WOMEN MAY DIE while politicians posture
OTTAWA — At a recent town hall, Liberal leader Michael Ignatieff took a question from the audience about the prostitution laws. Almost two months ago, an Ontario judge ruled that Canada’s prostitution laws put prostitutes at greater risk of violence and therefore violate Section 7 of the Charter of Rights and Freedoms. The government immediately announced it would appeal. If the ruling stands, it will strike down laws against “living off the avails” of prostitution, keeping a “common bawdy house,” and communicating in public for the purposes of prostitution. So what does Ignatieff feel about this?
“It’s being appealed, and all I feel about it is there is a balance, which I see in my own constituency,” Ignatieff replied, as reported by Dale Smith of Xtra. “Families in family areas are very concerned about the public nuisance and public disorder that happens with prostitution...On the other hand, the same families are concerned about the safety, the physical safety, of sex workers. That’s the balance we have to find. I’m not going to say whether that court got it right. That’s not my job. My job is then, if the government appeals, and there’s a decision and has to be new legislation, we’ll look at the new legislation with that balance in mind, because that’s the balance that Canadians want us to keep.” As political evasion goes, this was poor stuff. Good evasion doesn’t look evasive. The politician talks and talks, he looks earnest, he sounds judicious, and he moves smoothly to the next question without having said anything even slightly interesting or substantive. Ignatieff’s performance was closer to Jon Lovitz cooing “yeahhh, that’s the ticket.”
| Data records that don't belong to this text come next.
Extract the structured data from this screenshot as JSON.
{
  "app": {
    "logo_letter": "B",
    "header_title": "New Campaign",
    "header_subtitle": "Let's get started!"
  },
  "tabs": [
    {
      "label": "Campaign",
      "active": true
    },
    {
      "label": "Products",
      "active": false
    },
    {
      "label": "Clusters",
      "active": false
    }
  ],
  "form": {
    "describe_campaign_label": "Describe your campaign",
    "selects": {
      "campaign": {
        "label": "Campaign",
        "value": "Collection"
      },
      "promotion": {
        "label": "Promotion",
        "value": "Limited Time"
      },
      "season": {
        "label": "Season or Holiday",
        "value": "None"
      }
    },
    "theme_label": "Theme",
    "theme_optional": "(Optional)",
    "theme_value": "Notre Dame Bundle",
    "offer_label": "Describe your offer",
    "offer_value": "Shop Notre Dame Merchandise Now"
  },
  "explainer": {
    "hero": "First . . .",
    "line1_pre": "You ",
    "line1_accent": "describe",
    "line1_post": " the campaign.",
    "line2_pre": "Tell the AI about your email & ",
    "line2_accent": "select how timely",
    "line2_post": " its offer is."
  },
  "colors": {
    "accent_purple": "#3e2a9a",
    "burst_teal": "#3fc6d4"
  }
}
It’s “not my job”? What an amazing statement. Whose bloody job is it? And that line about the appeal and new legislation is nothing less than astonishing.
Remember, Madam Justice Susan Himel decided — after an exhaustive trial featuring countless witnesses and heaps of documentary evidence — that the existing laws were literally aiding and abetting the robbery, rape, and murder of some of the most powerless people in society.
To this, Ignatieff responds by lowering his fulsome eyebrows, noting that the decision is being appealed, and promising that, if the ruling stands, he’ll have a look at whatever new legislation the government may see fit to put forward at some unspecified date. To ensure it’s balanced. Because Canadians want balance.
Meanwhile, if Himel is right, and her decision is stayed while the appeal proceeds, years will crawl by — and the prostitution laws will continue to aid and abet crimes against vulnerable people. Not that Ignatieff has an opinion about that. It’s not his job.
Now, as we have established, Canadians want balance, and so I must not be one-sided in my criticism.
For all his evasiveness, Ignatieff at least acknowledged the elementary fact that prostitutes are victims of horrific levels of violence and he would prefer, on balance, that this were not so. Which is nice. As far as I am aware, Stephen Harper has made no statement on the subject, evasive or otherwise, in response to a question from the public.
That may be because he doesn’t take questions from the public. Or it may be because he really isn’t all that concerned about the safety of prostitutes. Recall that when Himel made her ruling, the government did not say, “the very possibility that the law is endangering women is alarming and so we will urgently investigate.” It expressed alarm that the ruling endangers the law. And it said it would appeal.
As far as I can find, Ignatieff and Harper haven’t uttered a single serious statement on the subject between the two of them. And that, unfortunately, is typical of how the political class has dealt with prostitution for decades.
In 1983, the Fraser Committee, a special committee of Parliament, launched a two-year investigation into prostitution and related issues. It gathered all available evidence. It commissioned new research. And in 1985, it reported that the prostitution laws were a haphazard mess that failed to reduce levels of prostitution and put prostitutes in greater danger. It recommended a modest and tightly regulated form of legalization.
The government ignored the Fraser Committee. Instead, it passed a new law that strengthened the crime of communicating in public. As Himel noted, some MPs criticized the government for making “a hasty response to a complicated problem” and so the government promised it would examine the other recommendations of the Fraser Committee. It never did. Three years after the new law was enacted, a legislated review was conducted. It found that the new law had only pushed street prostitution from block to block, driving prostitutes into more isolated environments where they were at greater risk. The government ignored the review. I could go on — and on and on — but the point is clear. Serious examinations of the prostitution laws always conclude they are a patchwork desperately in need of fundamental reform. And the political class always refuses to talk seriously about it.
The government’s lawyers have argued that allowing Himel’s ruling to come into force before the appeal is decided will result in “chaos” on the streets. I doubt it. But if it does, don’t blame judges. Blame politicians too cowardly to do their jobs.
Alone and vulnerable : Laws against prostitution make women and young girls targets.